Myanmar leader Aung San Suu Kyi's visit to China--An Evaluation



         It is not a moment too soon that EAM Sushma Swaraj decided to fly out to meet Myanmar leader Aung San Suu Kyi [ASSK], for far reaching strategic developments are taking place on our eastern borders. ASSK has just returned from her visit to China, where she met the Chinese President Xi Jinping, PM Li Keqiang and other leaders. What is the strategic importance of ASSK's visit to China? What are the implications, particularly for India?
*China which had been the main benefactor of Myanmar in the years that it was under military rule, received a rude shock when the military backed government of President Thein Sein cancelled the prestigious US$3.6b Myitsone dam project that China was building. China quickly realized that times were changing and that sooner rather than later, the military backed government would have to give way to a more democratic set-up. A re-calibration of policy was required and was quickly done. Consequently, last year ASSK as leader of the National League for Democracy [NLD] was invited to China and was received by no less than President Xi Jinping; even though she held no official position.
*China looms large in Myanmar's economic calculus, accounting for half its foreign investment and 40% of its trade. China is conscious of the efforts made by the US and Japan to pursue energetically openings for economic investment that have appeared in Myanmar and their endeavor to "balance" Chinese influence.

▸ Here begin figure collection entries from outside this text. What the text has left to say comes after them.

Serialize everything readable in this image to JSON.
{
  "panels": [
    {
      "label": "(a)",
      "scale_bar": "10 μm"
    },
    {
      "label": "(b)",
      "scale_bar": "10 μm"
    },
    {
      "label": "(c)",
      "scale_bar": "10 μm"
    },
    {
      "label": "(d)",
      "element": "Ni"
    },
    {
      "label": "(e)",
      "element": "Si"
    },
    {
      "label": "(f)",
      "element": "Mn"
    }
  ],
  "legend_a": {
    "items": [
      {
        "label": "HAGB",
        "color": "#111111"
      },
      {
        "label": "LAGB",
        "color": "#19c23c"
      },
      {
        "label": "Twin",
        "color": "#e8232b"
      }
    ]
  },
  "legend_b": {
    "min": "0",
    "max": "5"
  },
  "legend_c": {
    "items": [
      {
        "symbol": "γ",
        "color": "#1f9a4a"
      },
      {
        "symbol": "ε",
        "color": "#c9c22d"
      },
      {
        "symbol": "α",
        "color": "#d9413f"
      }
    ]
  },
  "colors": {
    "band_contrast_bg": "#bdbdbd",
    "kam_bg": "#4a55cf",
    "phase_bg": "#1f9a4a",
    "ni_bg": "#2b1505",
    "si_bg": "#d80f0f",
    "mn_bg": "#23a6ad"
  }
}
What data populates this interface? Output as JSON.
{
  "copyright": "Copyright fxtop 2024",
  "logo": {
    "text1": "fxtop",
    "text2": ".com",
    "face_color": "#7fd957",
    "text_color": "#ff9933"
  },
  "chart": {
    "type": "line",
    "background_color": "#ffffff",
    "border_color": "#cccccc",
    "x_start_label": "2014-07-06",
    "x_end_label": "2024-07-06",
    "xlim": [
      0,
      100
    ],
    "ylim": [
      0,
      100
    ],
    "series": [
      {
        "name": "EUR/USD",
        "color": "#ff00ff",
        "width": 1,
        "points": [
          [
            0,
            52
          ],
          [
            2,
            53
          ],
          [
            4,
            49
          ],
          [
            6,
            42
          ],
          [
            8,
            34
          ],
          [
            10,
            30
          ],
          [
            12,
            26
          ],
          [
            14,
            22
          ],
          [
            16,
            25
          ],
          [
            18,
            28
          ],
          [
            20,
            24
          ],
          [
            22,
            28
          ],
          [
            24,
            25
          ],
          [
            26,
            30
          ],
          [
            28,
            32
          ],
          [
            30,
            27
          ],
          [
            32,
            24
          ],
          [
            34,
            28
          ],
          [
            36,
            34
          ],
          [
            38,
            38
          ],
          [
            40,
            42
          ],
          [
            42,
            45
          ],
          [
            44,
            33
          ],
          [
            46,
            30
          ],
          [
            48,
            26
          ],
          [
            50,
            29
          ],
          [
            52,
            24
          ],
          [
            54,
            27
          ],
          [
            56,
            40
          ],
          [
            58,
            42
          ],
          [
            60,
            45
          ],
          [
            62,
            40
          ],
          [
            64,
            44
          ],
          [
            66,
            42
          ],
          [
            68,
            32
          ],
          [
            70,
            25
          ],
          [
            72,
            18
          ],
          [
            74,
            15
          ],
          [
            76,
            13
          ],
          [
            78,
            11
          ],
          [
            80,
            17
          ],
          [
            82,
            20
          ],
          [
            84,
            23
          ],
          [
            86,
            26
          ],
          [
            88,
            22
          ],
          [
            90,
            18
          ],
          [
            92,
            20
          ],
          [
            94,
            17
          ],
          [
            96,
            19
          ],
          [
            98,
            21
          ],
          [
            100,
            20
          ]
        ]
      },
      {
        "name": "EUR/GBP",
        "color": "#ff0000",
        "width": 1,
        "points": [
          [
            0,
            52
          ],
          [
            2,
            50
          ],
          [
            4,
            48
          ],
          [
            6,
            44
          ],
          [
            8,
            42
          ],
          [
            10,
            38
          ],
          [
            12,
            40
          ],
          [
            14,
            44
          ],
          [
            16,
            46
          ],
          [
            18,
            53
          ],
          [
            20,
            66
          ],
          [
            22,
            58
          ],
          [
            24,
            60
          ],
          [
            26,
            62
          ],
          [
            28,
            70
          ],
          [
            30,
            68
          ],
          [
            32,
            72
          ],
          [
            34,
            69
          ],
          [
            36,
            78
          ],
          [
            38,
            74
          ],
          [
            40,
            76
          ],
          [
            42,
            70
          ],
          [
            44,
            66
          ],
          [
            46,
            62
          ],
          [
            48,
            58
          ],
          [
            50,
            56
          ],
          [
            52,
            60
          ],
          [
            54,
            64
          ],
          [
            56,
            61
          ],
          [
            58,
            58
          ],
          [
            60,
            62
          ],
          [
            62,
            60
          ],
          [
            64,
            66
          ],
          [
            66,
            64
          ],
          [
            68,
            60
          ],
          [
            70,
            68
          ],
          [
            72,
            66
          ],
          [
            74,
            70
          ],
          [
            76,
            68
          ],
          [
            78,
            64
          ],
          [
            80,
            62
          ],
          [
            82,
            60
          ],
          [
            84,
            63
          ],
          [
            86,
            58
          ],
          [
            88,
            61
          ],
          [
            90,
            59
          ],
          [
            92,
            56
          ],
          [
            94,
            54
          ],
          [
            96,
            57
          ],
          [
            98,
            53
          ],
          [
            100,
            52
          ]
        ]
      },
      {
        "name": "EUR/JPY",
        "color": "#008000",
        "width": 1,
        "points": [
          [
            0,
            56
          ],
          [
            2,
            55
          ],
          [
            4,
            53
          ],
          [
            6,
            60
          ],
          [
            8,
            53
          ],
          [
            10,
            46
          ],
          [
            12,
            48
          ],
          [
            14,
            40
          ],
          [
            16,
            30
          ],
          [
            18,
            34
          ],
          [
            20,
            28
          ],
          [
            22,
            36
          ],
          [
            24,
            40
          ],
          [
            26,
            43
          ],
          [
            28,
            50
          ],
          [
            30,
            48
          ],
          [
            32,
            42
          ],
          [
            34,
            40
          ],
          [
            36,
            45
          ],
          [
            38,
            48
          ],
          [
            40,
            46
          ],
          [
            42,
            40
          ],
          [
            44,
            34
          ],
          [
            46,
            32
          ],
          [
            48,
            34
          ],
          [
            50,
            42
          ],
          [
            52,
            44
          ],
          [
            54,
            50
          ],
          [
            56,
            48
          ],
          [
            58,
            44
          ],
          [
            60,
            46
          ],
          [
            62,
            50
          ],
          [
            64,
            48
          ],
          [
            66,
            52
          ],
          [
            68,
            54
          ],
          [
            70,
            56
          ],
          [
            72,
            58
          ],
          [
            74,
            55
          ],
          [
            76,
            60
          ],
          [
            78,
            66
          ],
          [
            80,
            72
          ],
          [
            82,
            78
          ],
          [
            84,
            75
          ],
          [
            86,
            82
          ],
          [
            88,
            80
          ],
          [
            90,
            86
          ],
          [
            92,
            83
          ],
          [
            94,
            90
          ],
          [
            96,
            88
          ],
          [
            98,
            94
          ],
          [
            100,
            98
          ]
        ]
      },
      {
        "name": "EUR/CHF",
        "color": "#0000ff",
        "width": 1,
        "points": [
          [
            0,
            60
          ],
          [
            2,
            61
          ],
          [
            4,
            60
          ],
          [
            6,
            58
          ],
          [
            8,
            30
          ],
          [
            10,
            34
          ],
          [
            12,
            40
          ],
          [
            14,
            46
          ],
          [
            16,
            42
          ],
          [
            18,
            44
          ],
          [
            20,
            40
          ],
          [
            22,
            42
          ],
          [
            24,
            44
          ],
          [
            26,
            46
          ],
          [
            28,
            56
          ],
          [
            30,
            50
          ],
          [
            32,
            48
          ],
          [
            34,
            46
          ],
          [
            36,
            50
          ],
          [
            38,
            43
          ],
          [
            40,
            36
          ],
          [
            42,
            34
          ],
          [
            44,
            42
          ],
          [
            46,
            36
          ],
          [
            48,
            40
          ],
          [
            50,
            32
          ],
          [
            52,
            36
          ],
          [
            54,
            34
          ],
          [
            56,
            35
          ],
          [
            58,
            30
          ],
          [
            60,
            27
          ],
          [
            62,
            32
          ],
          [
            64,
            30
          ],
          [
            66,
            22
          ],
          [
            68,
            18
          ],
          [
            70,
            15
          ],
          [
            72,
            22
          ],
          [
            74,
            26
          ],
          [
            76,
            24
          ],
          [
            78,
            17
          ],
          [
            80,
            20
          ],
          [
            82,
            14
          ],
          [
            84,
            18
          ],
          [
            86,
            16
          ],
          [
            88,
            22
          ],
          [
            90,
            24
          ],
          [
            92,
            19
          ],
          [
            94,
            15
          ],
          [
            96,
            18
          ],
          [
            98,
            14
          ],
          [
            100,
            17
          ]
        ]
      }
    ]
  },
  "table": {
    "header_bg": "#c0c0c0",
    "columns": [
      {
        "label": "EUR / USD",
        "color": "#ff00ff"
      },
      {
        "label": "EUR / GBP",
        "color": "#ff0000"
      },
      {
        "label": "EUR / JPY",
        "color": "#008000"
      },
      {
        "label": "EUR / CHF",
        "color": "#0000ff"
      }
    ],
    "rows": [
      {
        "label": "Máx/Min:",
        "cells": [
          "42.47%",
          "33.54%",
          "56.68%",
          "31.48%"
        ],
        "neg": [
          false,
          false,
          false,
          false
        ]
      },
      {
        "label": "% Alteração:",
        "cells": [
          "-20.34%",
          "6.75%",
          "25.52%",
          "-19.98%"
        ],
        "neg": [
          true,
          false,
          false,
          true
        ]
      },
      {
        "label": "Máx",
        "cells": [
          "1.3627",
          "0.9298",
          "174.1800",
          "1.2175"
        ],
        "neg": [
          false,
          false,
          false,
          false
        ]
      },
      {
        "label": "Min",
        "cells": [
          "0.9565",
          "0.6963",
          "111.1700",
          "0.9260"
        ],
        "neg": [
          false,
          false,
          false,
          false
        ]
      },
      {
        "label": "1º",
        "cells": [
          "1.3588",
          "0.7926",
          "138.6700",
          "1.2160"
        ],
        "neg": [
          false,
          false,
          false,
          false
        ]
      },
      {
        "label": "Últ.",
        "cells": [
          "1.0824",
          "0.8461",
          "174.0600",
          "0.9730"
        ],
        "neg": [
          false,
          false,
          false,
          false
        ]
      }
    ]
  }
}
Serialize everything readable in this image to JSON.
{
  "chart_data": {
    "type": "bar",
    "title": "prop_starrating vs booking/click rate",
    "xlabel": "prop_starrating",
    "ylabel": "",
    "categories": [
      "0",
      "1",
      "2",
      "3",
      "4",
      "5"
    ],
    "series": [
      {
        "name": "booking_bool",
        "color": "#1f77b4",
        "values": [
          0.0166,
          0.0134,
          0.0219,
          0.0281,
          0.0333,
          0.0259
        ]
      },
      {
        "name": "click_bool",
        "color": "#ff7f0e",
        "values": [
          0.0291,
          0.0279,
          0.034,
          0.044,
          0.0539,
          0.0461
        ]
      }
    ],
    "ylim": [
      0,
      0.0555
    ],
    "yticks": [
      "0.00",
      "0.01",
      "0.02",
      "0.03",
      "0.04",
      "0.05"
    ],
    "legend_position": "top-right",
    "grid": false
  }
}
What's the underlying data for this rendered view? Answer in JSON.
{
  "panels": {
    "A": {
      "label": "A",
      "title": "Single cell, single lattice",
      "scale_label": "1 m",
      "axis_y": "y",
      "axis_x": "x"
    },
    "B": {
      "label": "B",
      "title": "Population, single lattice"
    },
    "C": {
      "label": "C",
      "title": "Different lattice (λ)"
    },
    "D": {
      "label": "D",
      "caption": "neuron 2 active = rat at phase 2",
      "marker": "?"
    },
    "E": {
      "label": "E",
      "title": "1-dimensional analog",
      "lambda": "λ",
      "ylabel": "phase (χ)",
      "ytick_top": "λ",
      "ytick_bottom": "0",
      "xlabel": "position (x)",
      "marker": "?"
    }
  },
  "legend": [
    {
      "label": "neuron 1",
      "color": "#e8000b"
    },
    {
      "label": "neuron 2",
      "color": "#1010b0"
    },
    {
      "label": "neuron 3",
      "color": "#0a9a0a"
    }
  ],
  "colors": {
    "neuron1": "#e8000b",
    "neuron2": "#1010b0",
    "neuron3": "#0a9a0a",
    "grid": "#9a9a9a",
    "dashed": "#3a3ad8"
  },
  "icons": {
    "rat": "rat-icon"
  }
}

*However, both China and Myanmar have done their strategic sums nicely. China wishes for access to the Indian Ocean through Myanmar and is prepared for large scale investments to build railroads and highways linking Myanmar ports on the Indian Ocean with Yunnan province in southern China. Oil and gas pipelines traversing this route are already in existence. This is a strategic necessity for China, considering that it is increasingly getting involved with disputes in the South China Sea [SCS]. It is therefore not without reason that one of the more important visitors that ASSK met in Beijing was Jin Liqun, the President of the AIIB.
*For Myanmar, ASSK believes that it is essential to achieve peace and unity amongst different ethnic groups that constitute the Union and that there can be no sustained development with out peace. She realizes that the key to this process lies in the hands of China, that can influence various insurgent groups that dot the Sino-Myanmar border areas, to co-operate with the new Myanmar government.
*That is where President Xi Jinping personally delivered. He handed over to ASSK letters signed by three well armed and stubborn insurgent groups with close affiliations to China, conveying that they would attend the peace conference that ASSK is convening on 31st August 2016 in the Myanmar capital. ASSK responded by ordering the setting up of a Commission to re-assess the Myitsone dam project.
*China also realizes that these insurgent groups have to kept in check, if its aim of opening new rail and road links through Myanmar to the Indian Ocean is to be successful. Success here would also mean that China's prestige amongst the people of Myanmar would exponentially rise.
*It is for these reasons that ASSK chose China to be the first major country that she visited after assuming power. Although slated to visit the US next month, her China trip will cast a distinct shadow on that visit.
*If successfully implemented, these new developments would have profound implications in the strategic landscape for South East Asia. With the CPEC coming into operation in Pakistan and with these new links developing through Myanmar, the Chinese would begin to dominate India's periphery both to the west as also to the east of India!